In this study, we examine Arab men’s perceptions about breast cancer screening activities and their influence on the women’s health. It was found that there are both facilitators and barriers to women’s participation in breast cancer screening activities. As with many countries in the world, Arabs in Qatar characteristically are adherent to patriarchal customs and traditions. Both sexes believe that the role of men is to protect and support their wives and families. This encompasses financial support as well as protection of women’s modesty [37, 38, 39]. Most men participants appreciated the importance of regular breast cancer screening in promoting women’s health and in early detection of breast cancer. They felt they had an important role in encouraging the women in their lives to participate in breast cancer screening activities, but were adamant that any examination must be performed by a female health care professional. Many participants strongly objected to having a male doctor perform clinical breast examinations unless it is under extraordinary circumstances where women would not have any other choices. This may be a non-issue in Qatar, where there are a number of clinics with female doctors who can be called on to examine women, and several men indicated that they were aware of their existence. Nevertheless, the fear that a woman’s breasts may be exposed and palpitated by a male health care professional can be a contributing factor in the reluctance of women to participate in such screening activities or in getting their husbands’ or fathers’ approval for breast examinations.

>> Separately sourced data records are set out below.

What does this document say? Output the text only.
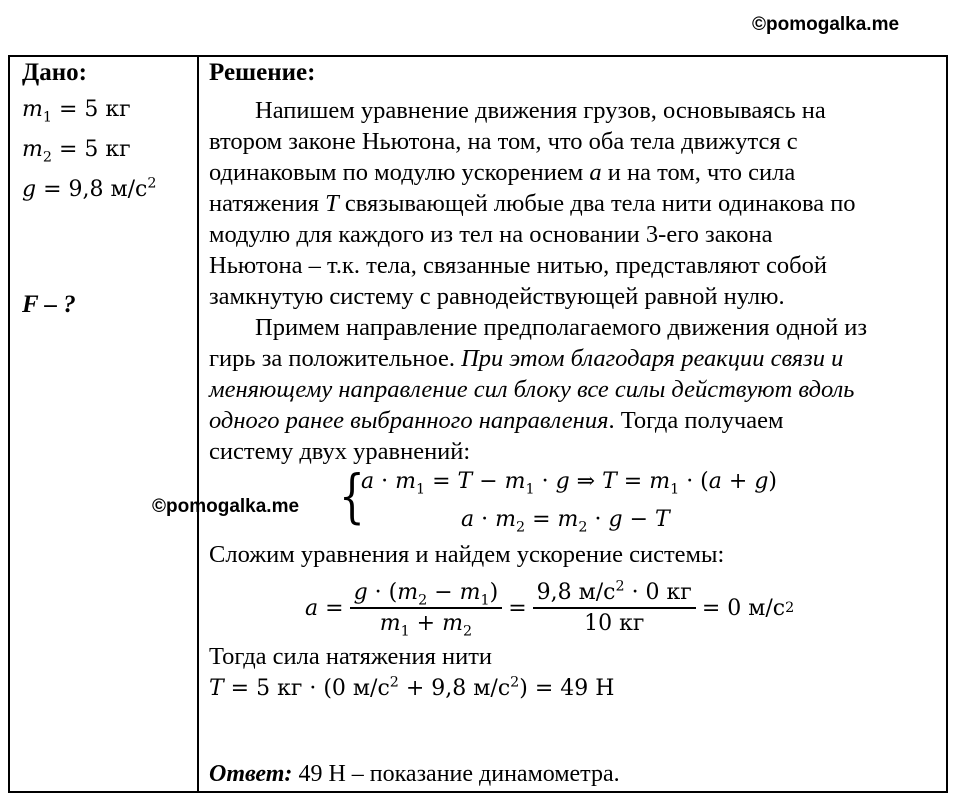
©pomogalka.me
Дано:
$m_1 = 5$ кг
$m_2 = 5$ кг
g = 9,8 $м/с^2$
F – ?

Решение:
Напишем уравнение движения грузов, основываясь на
втором законе Ньютона, на том, что оба тела движутся с
одинаковым по модулю ускорением a и на том, что сила
натяжения T связывающей любые два тела нити одинакова по
модулю для каждого из тел на основании 3-его закона
Ньютона – т.к. тела, связанные нитью, представляют собой
замкнутую систему с равнодействующей равной нулю.
Примем направление предполагаемого движения одной из
гирь за положительное. При этом благодаря реакции связи и
меняющему направление сил блоку все силы действуют вдоль
одного ранее выбранного направления. Тогда получаем
систему двух уравнений:
{
$a \cdot m_1 = T - m_1 \cdot g$ ⇒ $T = m_1 \cdot (a + g)$
$a \cdot m_2 = m_2 \cdot g - T$
Сложим уравнения и найдем ускорение системы:
$a = \frac{g \cdot (m_2 - m_1)}{m_1 + m_2} = \frac{9,8 м/с^2 \cdot 0 кг}{10 кг} = 0$ м/с 2
Тогда сила натяжения нити
T = 5 кг · (0 $м/с^2 + 9,8$ $м/с^2) = 49$ Н
Ответ: 49 Н – показание динамометра.
©pomogalka.me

The incidence and mortality rates of breast cancer are rising in Qatar. Detection of breast cancer in late stages will also lead to a high percent of radical mastectomies and increased morbidity. If the theory—and evidence—based interventions developed is to create changes in breast health seeking behavior of Arab women, tailoring breast cancer screening interventions to the population’s unique needs and practices need to be taken [40]. Since Arab men’s opinions and support are major factors influencing their female family members’ participation in breast cancer screening, it is important that any program instituted to increase such participation be aimed at giving more information about breast cancer to not only Arab women, but also Arab men in Qatar. It is evident that Arab men are supportive of women’s health. To fully support Arab women’s breast health and to assist women to engage in breast cancer screening examination, more information is needed by the public as to the need for regular screening activities, the techniques used, the most current guidelines for breast cancer screening in the country, and the assurance of culturally appropriate and professionalism in all health care services. Given the expected doubling in breast cancer cases in the Middle East by 2030, a promotional program needs to be introduced in the near future in order to avert, at least partially, the social stigma, the social the high incidence and mortality rates of breast cancer cases in Qatar.